Economic science has extensively studied the creative power of individuals and social groups, but it has largely ignored the destructive power of economic agents. This highly original book redresses the balance and, for the first time, looks at how much an agent can destroy. Destructive power is conceptualised in a unique way, covering all types of deliberate (violent and non-violent) social conflict behaviour. The theoretical arguments in the book are skilfully linked to burning political issues of our time such as the 9/11 terrorist attacks and the Second Gulf War.

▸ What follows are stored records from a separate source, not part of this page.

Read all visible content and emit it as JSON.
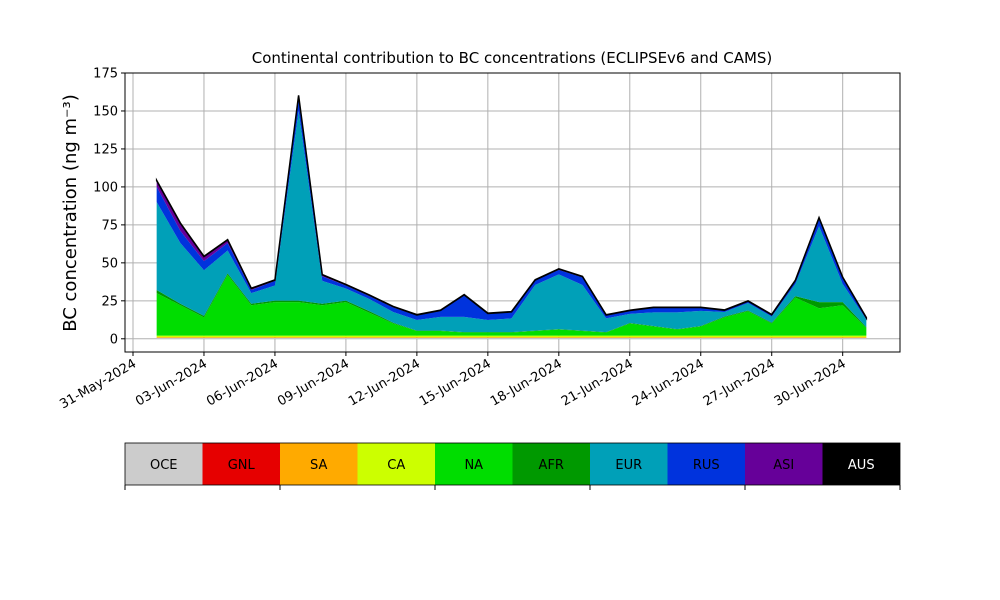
{
  "chart_data": {
    "type": "stacked_area",
    "title": "Continental contribution to BC concentrations (ECLIPSEv6 and CAMS)",
    "y_label": "BC concentration (ng m⁻³)",
    "x": [
      "2024-06-01",
      "2024-06-02",
      "2024-06-03",
      "2024-06-04",
      "2024-06-05",
      "2024-06-06",
      "2024-06-07",
      "2024-06-08",
      "2024-06-09",
      "2024-06-10",
      "2024-06-11",
      "2024-06-12",
      "2024-06-13",
      "2024-06-14",
      "2024-06-15",
      "2024-06-16",
      "2024-06-17",
      "2024-06-18",
      "2024-06-19",
      "2024-06-20",
      "2024-06-21",
      "2024-06-22",
      "2024-06-23",
      "2024-06-24",
      "2024-06-25",
      "2024-06-26",
      "2024-06-27",
      "2024-06-28",
      "2024-06-29",
      "2024-06-30",
      "2024-07-01"
    ],
    "xlim": [
      "2024-05-31",
      "2024-07-02"
    ],
    "xticks": [
      {
        "value": "2024-05-31",
        "label": "31-May-2024"
      },
      {
        "value": "2024-06-03",
        "label": "03-Jun-2024"
      },
      {
        "value": "2024-06-06",
        "label": "06-Jun-2024"
      },
      {
        "value": "2024-06-09",
        "label": "09-Jun-2024"
      },
      {
        "value": "2024-06-12",
        "label": "12-Jun-2024"
      },
      {
        "value": "2024-06-15",
        "label": "15-Jun-2024"
      },
      {
        "value": "2024-06-18",
        "label": "18-Jun-2024"
      },
      {
        "value": "2024-06-21",
        "label": "21-Jun-2024"
      },
      {
        "value": "2024-06-24",
        "label": "24-Jun-2024"
      },
      {
        "value": "2024-06-27",
        "label": "27-Jun-2024"
      },
      {
        "value": "2024-06-30",
        "label": "30-Jun-2024"
      }
    ],
    "ylim": [
      -8.7,
      175
    ],
    "yticks": [
      0,
      25,
      50,
      75,
      100,
      125,
      150,
      175
    ],
    "grid": true,
    "series": [
      {
        "name": "OCE",
        "color": "#cccccc",
        "values": [
          0.5,
          0.5,
          0.5,
          0.5,
          0.5,
          0.5,
          0.5,
          0.5,
          0.5,
          0.5,
          0.5,
          0.5,
          0.5,
          0.5,
          0.5,
          0.5,
          0.5,
          0.5,
          0.5,
          0.5,
          0.5,
          0.5,
          0.5,
          0.5,
          0.5,
          0.5,
          0.5,
          0.5,
          0.5,
          0.5,
          0.5
        ]
      },
      {
        "name": "GNL",
        "color": "#e60000",
        "values": [
          0.1,
          0.1,
          0.1,
          0.1,
          0.1,
          0.1,
          0.1,
          0.1,
          0.1,
          0.1,
          0.1,
          0.1,
          0.1,
          0.1,
          0.1,
          0.1,
          0.1,
          0.1,
          0.1,
          0.1,
          0.1,
          0.1,
          0.1,
          0.1,
          0.1,
          0.1,
          0.1,
          0.1,
          0.1,
          0.1,
          0.1
        ]
      },
      {
        "name": "SA",
        "color": "#ffaa00",
        "values": [
          0.5,
          0.5,
          0.5,
          0.5,
          0.5,
          0.5,
          0.5,
          0.5,
          0.5,
          0.5,
          0.5,
          0.5,
          0.5,
          0.5,
          0.5,
          0.5,
          0.5,
          0.5,
          0.5,
          0.5,
          0.5,
          0.5,
          0.5,
          0.5,
          0.5,
          0.5,
          0.5,
          0.5,
          0.5,
          0.5,
          0.5
        ]
      },
      {
        "name": "CA",
        "color": "#ccff00",
        "values": [
          1,
          1,
          1,
          1,
          1,
          1,
          1,
          1,
          1,
          1,
          1,
          1,
          1,
          1,
          1,
          1,
          1,
          1,
          1,
          1,
          1,
          1,
          1,
          1,
          1,
          1,
          1,
          1,
          1,
          1,
          1
        ]
      },
      {
        "name": "NA",
        "color": "#00dd00",
        "values": [
          28,
          20,
          12,
          40,
          20,
          22,
          22,
          20,
          22,
          15,
          8,
          3,
          3,
          2,
          2,
          2,
          3,
          4,
          3,
          2,
          8,
          6,
          4,
          6,
          12,
          16,
          8,
          25,
          18,
          20,
          5
        ]
      },
      {
        "name": "AFR",
        "color": "#009900",
        "values": [
          2,
          1,
          1,
          1,
          1,
          1,
          1,
          1,
          1,
          1,
          0.5,
          0.3,
          0.3,
          0.3,
          0.3,
          0.3,
          0.3,
          0.3,
          0.3,
          0.3,
          0.3,
          0.3,
          0.3,
          0.3,
          0.5,
          0.5,
          0.5,
          1,
          4,
          2,
          0.5
        ]
      },
      {
        "name": "EUR",
        "color": "#00a0b8",
        "values": [
          58,
          40,
          30,
          15,
          7,
          10,
          125,
          15,
          8,
          8,
          7,
          7,
          9,
          10,
          8,
          9,
          30,
          36,
          30,
          9,
          6,
          9,
          11,
          10,
          3,
          5,
          4,
          8,
          50,
          12,
          5
        ]
      },
      {
        "name": "RUS",
        "color": "#0033dd",
        "values": [
          10,
          8,
          6,
          5,
          2,
          3,
          8,
          3,
          2,
          2,
          3,
          3,
          4,
          14,
          4,
          4,
          3,
          3,
          5,
          2,
          2,
          3,
          3,
          2,
          1,
          1,
          1,
          2,
          5,
          4,
          1
        ]
      },
      {
        "name": "ASI",
        "color": "#660099",
        "values": [
          4,
          5,
          3,
          2,
          1,
          0.5,
          2,
          1,
          0.5,
          0.5,
          0.5,
          0.3,
          0.3,
          0.5,
          0.3,
          0.3,
          0.3,
          0.5,
          0.5,
          0.2,
          0.2,
          0.2,
          0.2,
          0.2,
          0.2,
          0.2,
          0.2,
          0.3,
          0.5,
          0.3,
          0.2
        ]
      },
      {
        "name": "AUS",
        "color": "#000000",
        "values": [
          0.2,
          0.2,
          0.2,
          0.2,
          0.2,
          0.2,
          0.2,
          0.2,
          0.2,
          0.2,
          0.2,
          0.2,
          0.2,
          0.2,
          0.2,
          0.2,
          0.2,
          0.2,
          0.2,
          0.2,
          0.2,
          0.2,
          0.2,
          0.2,
          0.2,
          0.2,
          0.2,
          0.2,
          0.2,
          0.2,
          0.2
        ]
      }
    ]
  }
}
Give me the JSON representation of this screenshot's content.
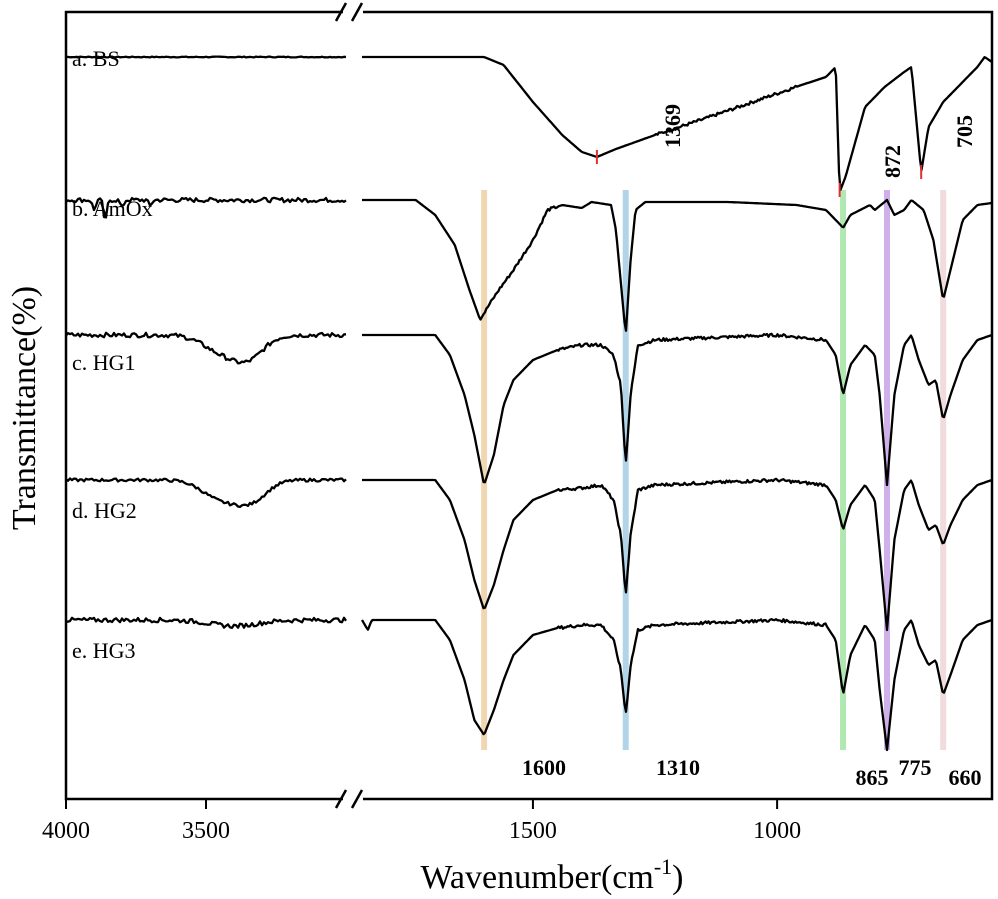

The author embraces destructive power in its two different functions, namely appropriative and rule-producing, the latter having been entirely neglected in classical and neo-classical approaches. The focus of the book is to integrate both these functions of destructive power into the political economy discourse. In doing so, the author offers an original interpretation of social development in terms of a combination of three different types of power: creative (economic), destructive and moral. Destructive power is therefore studied within the scope of collective action and not just as an irrational, abnormal or critical reaction. Throughout the book, the author illustrates many relevant and thought-provoking examples of man’s destructive nature including civil war, military confrontation, guerrilla warfare, terrorism, revolution, strikes, sovereignty, public security and suicide.
This fascinating book offers a challenging new agenda for understanding conflict theory and measuring the ‘value’ of destructive power. It will appeal to a broad and varied readership from a range of disciplines across the social sciences including economics, politics, sociology, history and psychology.